His two womenfolk now candidly and openly worshipped him,
forgetting sectarian differences.

And he splashed. Oh! he splashed. You see, he had learnt how to
splash, and he had certainly got an inkling that to splash was
wicked and messy. So he splashed--in his mother's face, in Emmie's
face, in the fire. He pretty well splashed the fire out. Ten
minutes before, the bedroom had been tidy, a thing of beauty. It
was now naught but a wild welter of towels, socks, binders--
peninsulas of clothes nearly surrounded by water.

Finally his mother seized him again, and, rearing his little legs
up out of the water, immersed the whole of his inflated torso
beneath the surface.

'Hallo!' she exclaimed. 'Did the water run over his mouf? Did it?'

'Angels and ministers of grace defend us! How clumsy she is!'
commented the eyes of Emmie.

'There! I fink that's about long enough for this kind of wevver,'
said the mother.

'I should think it was! There's almost a crust of ice on the water
now!' the nurse refrained from saying.

And Roger, full of regrets, was wrenched out of the bath. He had
ceased breathing hard while in the water, but he began again
immediately he emerged.

'We don't like our face wiped, do we?' said his mother on his
behalf. 'We want to go back into that bath. We like it. It's more
fun than anything that happens all day long! Eh? That old
dandruff's coming up in fine style. It's a-peeling off like
anything.'

And all the while she wiped him, patted eau de Cologne into him
with the flat of her hand, and rubbed zinc ointment into him, and
massaged him, and powdered him, and turned him over and over and
over, till he was thoroughly well basted and cooked. And he kept
on breathing hard.

Then he sneezed, amid general horror!

'I told you so!' the nurse didn't say, and she rushed to the bed
where all the idol's beautiful, clean, aired things were lying
safe from splashings, and handed a flannel shirt, about two inches
in length, to Mrs Blackshaw. And Mrs Blackshaw rolled the left
sleeve of it into a wad and stuck it over his arm, and his poor
little vaccination marks were hidden from view till next morning.
Roger protested.

'We don't like clothes, do we?' said his mother. 'We want to
tumble back into our tub. We aren't much for clothes anyway. We'se
a little Hottentot, aren't we?'

And she gradually covered him with one garment or another until
there was nothing left of him but his head and his hands and feet.
And she sat him up on her knees, so as to fasten his things
behind. And then it might have been observed that he was no longer
breathing hard, but giving vent to a sound between a laugh and a
cry, while sucking his thumb and gazing round the room.

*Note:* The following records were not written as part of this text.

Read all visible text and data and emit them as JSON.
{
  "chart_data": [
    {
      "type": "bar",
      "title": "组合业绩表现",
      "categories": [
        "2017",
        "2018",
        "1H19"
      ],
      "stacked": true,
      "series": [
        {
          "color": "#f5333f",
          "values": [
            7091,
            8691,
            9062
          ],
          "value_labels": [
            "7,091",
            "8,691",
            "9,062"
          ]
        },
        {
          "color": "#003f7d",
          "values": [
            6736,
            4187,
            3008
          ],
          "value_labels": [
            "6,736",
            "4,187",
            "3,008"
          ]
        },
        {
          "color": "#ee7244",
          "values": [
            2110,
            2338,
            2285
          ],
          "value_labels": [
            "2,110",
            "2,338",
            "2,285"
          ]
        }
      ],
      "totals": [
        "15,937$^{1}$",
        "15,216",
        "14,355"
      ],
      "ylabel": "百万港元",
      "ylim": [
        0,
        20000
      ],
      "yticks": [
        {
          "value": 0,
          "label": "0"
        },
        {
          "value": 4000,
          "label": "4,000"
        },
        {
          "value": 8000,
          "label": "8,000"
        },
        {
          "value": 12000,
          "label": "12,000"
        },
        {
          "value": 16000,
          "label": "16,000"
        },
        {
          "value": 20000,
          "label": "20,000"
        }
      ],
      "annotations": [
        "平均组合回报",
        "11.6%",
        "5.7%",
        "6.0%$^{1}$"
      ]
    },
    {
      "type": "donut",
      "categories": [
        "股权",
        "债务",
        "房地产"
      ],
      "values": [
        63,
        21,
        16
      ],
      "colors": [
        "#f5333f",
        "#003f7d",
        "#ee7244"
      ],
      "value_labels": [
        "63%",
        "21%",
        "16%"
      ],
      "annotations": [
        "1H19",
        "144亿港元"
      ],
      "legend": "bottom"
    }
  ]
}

'That's our little affected cry that we start for our milk, isn't
it?' his mother explained to him.

And he agreed that it was.

And before Emmie could fly across the room for the bottle, all
ready and waiting, his mouth, in the shape of a perfect rectangle,
had monopolized five-sixths of his face, and he was scarlet and
bellowing with impatience.

He took the bottle like a tiger his prey, and seized his mother's
hand that held the bottle, and he furiously pumped the milk into
that insatiable gulf of a stomach. But he found time to gaze about
the room too. A tear stood in each roving eye, caused by the
effort of feeding.

'Yes, that's it,' said his mother. 'Now look round and see what's
happening. Curiosity! Well, if you WILL bob your head, I can't
help it.'

'Of course you can!' the nurse didn't say.

Then he put his finger into his mouth side by side with the
bottle, and gagged himself, and choked, and gave a terrible--
excuse the word--hiccough. After which he seemed to lose interest
in the milk, and the pumping operations slackened and then ceased.

'Goosey!' whispered his mother, 'getting seepy? Is the sandman
throwing sand in your eyes? Old Sandman at it? Sh--' ... He had
gone.

Emmie took him. The women spoke in whispers. And Mrs Blackshaw,
after a day spent in being a mother, reconstituted herself a wife,
and began to beautify herself for her husband.